The modeling of the vector distributions using BRT requires both presence and absence data. The lack of confirmed absences in the occurrence data was addressed by the production of artificial absence data, called pseudo-absences. The pseudo-absences are all grid boxes outside of the suitable area, which is estimated by a rectilinear surface range envelope [23]. Following the recommendation of Barbet-Massin et al. [24] the same number of pseudo-absences as presences was tested (ratio 1:1, with 1000 presences and 1000 pseudo-absences randomly selected from the available data). Additionally, ratios of 5:1 (5000 pseudo-absences and 1000 presences) and 10:1 (5000 pseudo-absences and 500 presences) were also tested, since Sinka et al. [5], although using different predictor data and BRT setup, found the best overall performance for the European and Middle Eastern *Anopheles* species with a ratio of 10:1 pseudo-absences to presence. Model validation was subsequently done using the remaining independent data not used for model building. The BRT model was used to predict vector occurrences to the independent data and the result was taken for evaluation of the model. As statistics on predictive performance deviance, correlation, discrimination and Kappa were estimated and results were also evaluated visually. Details on cross-validation and performance measures can be found for instance in [25,26,27].

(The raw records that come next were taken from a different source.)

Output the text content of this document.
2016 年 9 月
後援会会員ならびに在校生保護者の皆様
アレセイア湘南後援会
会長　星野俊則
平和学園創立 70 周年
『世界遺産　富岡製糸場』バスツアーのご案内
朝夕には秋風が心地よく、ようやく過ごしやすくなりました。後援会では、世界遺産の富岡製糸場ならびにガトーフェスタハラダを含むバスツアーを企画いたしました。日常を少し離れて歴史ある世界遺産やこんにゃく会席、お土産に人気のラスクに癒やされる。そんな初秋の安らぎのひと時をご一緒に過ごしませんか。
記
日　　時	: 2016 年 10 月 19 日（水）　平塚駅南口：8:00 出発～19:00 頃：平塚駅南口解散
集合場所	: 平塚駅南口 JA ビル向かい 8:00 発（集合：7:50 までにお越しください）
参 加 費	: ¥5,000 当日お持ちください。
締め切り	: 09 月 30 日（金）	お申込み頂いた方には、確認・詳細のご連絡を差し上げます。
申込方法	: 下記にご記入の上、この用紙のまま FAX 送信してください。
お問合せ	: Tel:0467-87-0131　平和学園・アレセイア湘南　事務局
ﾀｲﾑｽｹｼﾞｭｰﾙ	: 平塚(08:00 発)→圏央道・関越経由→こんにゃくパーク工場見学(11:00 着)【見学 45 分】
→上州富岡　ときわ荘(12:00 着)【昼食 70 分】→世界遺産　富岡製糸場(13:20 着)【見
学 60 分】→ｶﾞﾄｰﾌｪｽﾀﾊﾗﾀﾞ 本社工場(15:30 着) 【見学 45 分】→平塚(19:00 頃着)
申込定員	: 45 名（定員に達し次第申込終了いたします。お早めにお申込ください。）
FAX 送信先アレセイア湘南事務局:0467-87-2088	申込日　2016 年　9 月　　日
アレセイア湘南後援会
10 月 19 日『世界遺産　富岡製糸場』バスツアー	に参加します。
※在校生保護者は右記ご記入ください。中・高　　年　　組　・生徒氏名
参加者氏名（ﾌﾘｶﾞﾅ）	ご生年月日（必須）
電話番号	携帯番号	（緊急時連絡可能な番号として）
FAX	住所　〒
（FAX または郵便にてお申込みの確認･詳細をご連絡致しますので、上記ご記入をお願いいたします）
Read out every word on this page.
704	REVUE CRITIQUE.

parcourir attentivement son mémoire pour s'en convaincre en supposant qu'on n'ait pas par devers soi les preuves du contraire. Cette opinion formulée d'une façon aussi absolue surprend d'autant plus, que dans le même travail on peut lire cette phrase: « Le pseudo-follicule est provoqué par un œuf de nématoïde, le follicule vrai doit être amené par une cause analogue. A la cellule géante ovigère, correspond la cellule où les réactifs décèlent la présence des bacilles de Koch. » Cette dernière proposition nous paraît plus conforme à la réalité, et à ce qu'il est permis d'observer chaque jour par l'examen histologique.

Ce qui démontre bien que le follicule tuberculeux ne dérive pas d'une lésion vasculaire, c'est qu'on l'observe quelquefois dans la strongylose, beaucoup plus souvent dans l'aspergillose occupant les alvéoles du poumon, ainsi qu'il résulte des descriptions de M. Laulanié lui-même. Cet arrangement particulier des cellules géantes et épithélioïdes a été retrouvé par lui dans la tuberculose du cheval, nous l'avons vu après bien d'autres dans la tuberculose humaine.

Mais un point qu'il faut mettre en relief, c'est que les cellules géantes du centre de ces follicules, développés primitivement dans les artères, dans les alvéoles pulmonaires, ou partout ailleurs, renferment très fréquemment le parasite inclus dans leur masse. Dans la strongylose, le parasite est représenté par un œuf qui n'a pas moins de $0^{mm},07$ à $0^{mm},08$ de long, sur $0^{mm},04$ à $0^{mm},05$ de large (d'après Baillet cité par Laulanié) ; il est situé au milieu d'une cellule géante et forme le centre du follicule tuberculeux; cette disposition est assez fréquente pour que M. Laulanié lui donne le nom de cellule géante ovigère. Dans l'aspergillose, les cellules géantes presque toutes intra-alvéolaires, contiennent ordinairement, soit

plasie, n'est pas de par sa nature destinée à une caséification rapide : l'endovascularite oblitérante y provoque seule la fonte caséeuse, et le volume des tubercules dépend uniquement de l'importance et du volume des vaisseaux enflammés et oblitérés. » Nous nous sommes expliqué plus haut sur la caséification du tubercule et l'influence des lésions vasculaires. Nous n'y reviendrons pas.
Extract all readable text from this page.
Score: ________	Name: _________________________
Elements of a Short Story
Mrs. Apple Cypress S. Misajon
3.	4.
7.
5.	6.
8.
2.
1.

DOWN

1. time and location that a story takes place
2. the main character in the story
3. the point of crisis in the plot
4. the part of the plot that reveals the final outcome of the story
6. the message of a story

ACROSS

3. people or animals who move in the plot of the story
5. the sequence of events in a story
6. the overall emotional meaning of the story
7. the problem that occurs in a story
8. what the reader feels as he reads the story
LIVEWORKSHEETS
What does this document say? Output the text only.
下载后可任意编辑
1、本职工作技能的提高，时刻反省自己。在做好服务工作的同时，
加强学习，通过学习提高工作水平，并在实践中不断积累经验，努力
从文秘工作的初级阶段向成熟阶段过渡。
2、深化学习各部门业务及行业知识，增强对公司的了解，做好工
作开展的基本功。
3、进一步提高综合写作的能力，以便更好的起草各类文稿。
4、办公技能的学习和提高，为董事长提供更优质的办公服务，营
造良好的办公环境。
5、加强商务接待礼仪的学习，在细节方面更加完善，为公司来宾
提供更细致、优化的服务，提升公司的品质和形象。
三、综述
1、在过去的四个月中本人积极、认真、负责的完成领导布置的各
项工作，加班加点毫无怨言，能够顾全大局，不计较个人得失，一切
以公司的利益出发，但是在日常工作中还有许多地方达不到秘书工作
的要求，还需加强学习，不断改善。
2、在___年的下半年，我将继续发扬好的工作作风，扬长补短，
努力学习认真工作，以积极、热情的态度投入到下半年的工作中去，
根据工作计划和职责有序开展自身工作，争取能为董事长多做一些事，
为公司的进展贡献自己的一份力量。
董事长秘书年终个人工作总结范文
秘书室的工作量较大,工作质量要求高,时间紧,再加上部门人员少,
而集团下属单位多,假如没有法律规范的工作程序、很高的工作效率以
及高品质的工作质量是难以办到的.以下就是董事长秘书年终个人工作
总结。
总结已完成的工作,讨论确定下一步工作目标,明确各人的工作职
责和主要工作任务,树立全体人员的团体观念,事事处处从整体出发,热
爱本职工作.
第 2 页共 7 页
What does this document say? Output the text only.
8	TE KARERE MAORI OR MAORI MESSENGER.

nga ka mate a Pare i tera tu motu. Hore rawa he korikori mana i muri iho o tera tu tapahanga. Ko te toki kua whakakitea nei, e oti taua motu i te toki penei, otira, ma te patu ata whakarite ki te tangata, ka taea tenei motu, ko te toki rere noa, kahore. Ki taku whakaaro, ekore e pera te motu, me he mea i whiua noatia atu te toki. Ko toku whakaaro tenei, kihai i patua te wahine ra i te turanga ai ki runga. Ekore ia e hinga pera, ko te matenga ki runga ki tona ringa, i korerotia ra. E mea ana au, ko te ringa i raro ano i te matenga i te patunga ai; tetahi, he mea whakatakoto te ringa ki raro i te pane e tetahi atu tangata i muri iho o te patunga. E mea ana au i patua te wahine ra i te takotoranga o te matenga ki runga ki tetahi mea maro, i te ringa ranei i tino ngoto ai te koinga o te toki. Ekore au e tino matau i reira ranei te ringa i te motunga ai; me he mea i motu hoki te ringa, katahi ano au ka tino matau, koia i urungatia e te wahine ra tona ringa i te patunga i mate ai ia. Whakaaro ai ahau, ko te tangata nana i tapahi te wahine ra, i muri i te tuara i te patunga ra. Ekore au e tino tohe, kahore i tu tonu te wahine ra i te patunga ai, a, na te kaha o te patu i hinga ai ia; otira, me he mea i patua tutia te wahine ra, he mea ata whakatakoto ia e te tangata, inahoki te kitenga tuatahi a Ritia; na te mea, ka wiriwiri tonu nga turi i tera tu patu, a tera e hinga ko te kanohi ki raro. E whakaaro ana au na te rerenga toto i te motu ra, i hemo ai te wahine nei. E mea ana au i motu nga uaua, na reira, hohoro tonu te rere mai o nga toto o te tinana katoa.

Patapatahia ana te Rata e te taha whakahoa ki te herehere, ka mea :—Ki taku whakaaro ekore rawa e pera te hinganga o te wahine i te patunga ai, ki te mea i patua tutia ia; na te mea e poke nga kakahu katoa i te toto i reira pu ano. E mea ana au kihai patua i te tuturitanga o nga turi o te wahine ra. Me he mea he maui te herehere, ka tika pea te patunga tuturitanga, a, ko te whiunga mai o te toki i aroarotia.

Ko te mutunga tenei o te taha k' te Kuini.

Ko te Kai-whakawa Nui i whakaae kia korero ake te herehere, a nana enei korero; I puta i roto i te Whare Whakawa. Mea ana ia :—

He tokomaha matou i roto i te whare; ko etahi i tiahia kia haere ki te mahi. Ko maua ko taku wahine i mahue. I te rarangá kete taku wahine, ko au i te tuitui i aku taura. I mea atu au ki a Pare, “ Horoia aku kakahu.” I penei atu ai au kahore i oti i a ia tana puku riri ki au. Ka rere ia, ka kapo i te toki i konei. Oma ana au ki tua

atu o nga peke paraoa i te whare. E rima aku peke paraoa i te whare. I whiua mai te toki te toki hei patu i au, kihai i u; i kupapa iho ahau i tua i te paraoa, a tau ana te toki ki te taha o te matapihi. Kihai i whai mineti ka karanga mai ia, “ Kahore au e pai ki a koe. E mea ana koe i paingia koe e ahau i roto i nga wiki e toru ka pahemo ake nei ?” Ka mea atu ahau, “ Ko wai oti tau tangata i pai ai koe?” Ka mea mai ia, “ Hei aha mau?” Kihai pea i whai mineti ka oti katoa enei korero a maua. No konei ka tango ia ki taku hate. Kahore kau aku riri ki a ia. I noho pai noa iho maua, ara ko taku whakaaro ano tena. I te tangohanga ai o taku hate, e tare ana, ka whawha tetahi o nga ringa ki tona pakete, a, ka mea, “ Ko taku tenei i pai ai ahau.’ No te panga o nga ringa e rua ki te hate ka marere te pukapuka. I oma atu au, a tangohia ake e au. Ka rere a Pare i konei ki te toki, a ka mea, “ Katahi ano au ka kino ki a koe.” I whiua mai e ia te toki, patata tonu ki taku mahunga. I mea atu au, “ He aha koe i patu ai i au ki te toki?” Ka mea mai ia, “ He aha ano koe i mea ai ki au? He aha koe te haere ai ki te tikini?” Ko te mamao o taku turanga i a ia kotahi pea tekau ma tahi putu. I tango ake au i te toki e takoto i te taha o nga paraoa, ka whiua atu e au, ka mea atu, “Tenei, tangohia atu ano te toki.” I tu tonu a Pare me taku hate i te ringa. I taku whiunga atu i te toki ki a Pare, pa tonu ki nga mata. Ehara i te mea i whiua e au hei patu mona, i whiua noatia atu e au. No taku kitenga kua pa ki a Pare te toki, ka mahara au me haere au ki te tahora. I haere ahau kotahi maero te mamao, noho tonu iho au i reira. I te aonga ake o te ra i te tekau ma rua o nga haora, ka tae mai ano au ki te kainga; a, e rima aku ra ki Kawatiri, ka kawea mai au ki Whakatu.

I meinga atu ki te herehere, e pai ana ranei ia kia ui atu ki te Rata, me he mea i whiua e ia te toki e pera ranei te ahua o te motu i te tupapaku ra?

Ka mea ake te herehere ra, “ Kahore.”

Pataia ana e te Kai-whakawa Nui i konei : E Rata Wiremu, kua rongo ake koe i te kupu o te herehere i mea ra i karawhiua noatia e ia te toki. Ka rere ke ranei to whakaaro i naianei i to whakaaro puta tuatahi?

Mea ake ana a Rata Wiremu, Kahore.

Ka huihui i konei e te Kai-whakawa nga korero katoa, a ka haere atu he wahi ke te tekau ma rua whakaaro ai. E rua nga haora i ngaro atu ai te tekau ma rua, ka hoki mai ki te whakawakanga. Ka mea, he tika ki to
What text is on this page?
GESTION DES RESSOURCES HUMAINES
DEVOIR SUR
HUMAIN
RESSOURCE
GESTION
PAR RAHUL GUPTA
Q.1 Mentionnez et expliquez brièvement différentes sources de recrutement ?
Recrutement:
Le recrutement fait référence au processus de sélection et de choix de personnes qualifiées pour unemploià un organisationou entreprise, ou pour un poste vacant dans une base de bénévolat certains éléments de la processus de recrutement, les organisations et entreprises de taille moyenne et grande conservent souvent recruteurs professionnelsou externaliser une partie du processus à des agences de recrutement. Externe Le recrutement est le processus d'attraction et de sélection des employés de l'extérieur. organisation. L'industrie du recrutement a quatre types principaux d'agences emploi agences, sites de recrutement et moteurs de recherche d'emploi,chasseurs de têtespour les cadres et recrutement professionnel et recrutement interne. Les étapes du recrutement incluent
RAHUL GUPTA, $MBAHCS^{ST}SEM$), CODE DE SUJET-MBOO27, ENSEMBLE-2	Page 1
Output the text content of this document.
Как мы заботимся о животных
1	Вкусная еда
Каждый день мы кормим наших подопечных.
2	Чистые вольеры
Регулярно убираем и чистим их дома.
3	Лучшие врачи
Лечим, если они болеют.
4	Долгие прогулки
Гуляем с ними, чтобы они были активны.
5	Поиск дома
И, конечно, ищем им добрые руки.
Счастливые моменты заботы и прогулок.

Subsequently, the best performing BRT configuration was used to project vector occurrences under future climate change. For this purpose, the bias-corrected RCM data were taken as new predictor data in the BRTs. The projected occurrences were evaluated for the historical period 1985–2005, and the two scenario periods 2040–2060 and 2080–2100.

### Potential malaria transmission stability

The vector stability index (VSI) of Kiszewski et al. [15] is used to generate maps of the future potential malaria transmission stability under climate change:

$$ \boldsymbol{VSI}=\sum \limits_{\boldsymbol{m}=\mathbf{1}}^{\mathbf{12}}{\boldsymbol{a}}_{\boldsymbol{i},\boldsymbol{m}}^{\mathbf{2}}{\boldsymbol{p}}_{\boldsymbol{i},\boldsymbol{m}}^{\boldsymbol{E}}/-\mathbf{\ln}\left({\boldsymbol{p}}_{\boldsymbol{i},\boldsymbol{m}}\right) $$

(2)

where m is month; i is vector; a is the human-biting proportion (0−1); p is the daily survival rate (0−1); and E is the length of extrinsic incubation period in days (for *P. vivax* E = 105/T-14.5). VSI was calculated for each vector i. The parameters a and p for each *Anopheles* species were taken from the publication of Kiszewski et al. [15]. Within the calculation of the length of extrinsic incubation period E, mean temperature (T) of the historical time slice 1985–2005 as well as of the future time slices 2040–2060 and 2080–2100, taken from the bias-corrected RCM data, were used. The vector-specific VSI results were integrated into an overall information by multiplying the VSI value with the modelled occurrence probability for each vector at each grid box. The VSI of that vector which has the highest value of combined VSI and occurrence probability at a particular grid box was subsequently mapped.